The embattled server maker Super Micro Computer hinted it was planning to expand its domestic manufacturing operation as President Donald Trump pushes to return production to the U.S.

In an interview with the Wall Street Journal published Tuesday evening, CEO Charles Liang said the company would consider expanding production in states such as Mississippi and Texas as costs in Silicon Valley climb.

The server maker already has a presence in the U.S., with headquarters in San Jose, Calif. and a manufacturing facility nearby. In February, the company said it planned to build a third campus in the Bay Area, only expanding its footprint there.

Liang conceded that manufacturing in the U.S. was expensive and noted that the country "has not done production for about 30 years," leaving the U.S. with outdated infrastructure and a service-based workforce.

The news appeared to have a negligible impact on the stock. While shares remain up 36% this year, Super Micro has fallen 51% over the past 12 months. Growing interest in artificial intelligence has been a boon for the stock. Super Micro saw sharp gains at the start of 2024 as AI spending increased and demand for the company's energy-efficient servers exploded.

The stock took off at the beginning of May, leading to speculation that it may have been pushed higher by a short squeeze. In this scenario, rising prices force traders who had bet that the stock would fall to close their bets by buying shares, leading to still more gains.

Super Micro was the most-shorted stock in the S&P 500 last month, according to Dow Jones Market Data. The latest data showed short interest as a percentage of the float at 21.26%: still high, but down marginally from 22.82% at the start of April.

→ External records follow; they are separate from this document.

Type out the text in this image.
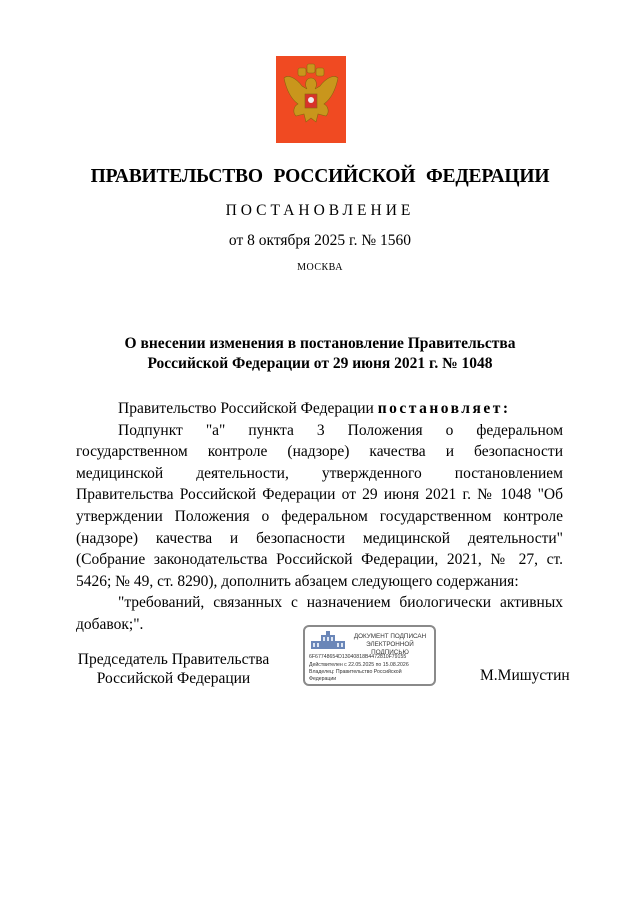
ПРАВИТЕЛЬСТВО РОССИЙСКОЙ ФЕДЕРАЦИИ
ПОСТАНОВЛЕНИЕ
от 8 октября 2025 г. № 1560
МОСКВА
О внесении изменения в постановление Правительства
Российской Федерации от 29 июня 2021 г. № 1048

Правительство Российской Федерации постановляет:

Подпункт "а" пункта 3 Положения о федеральном государственном контроле (надзоре) качества и безопасности медицинской деятельности, утвержденного постановлением Правительства Российской Федерации от 29 июня 2021 г. № 1048 "Об утверждении Положения о федеральном государственном контроле (надзоре) качества и безопасности медицинской деятельности" (Собрание законодательства Российской Федерации, 2021, № 27, ст. 5426; № 49, ст. 8290), дополнить абзацем следующего содержания:

"требований, связанных с назначением биологически активных добавок;".

Председатель Правительства
Российской Федерации
ДОКУМЕНТ ПОДПИСАН
ЭЛЕКТРОННОЙ ПОДПИСЬЮ
6F67748654D13040818B4472810F79155
Действителен с 22.05.2025 по 15.08.2026
Владелец: Правительство Российской
Федерации	М.Мишустин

Raymond James analysts wrote last week that the company had suffered reputational damage after facing a potential delisting from the Nasdaq in February. Super Micro faced a critical deadline to file its delayed financial reports with the Securities and Exchange Commission. The company ultimately filed in time and said the matter was "closed."

Still, BDO USA, Super Micro's auditor, expressed an "adverse opinion" of the company's financial controls, saying that as of June 30, the company didn't maintain effective internal control of its financial reporting.

While the company remains "a market leader in AI infrastructure," the drama appears to have weighed on the stock's valuation, Raymond James concluded.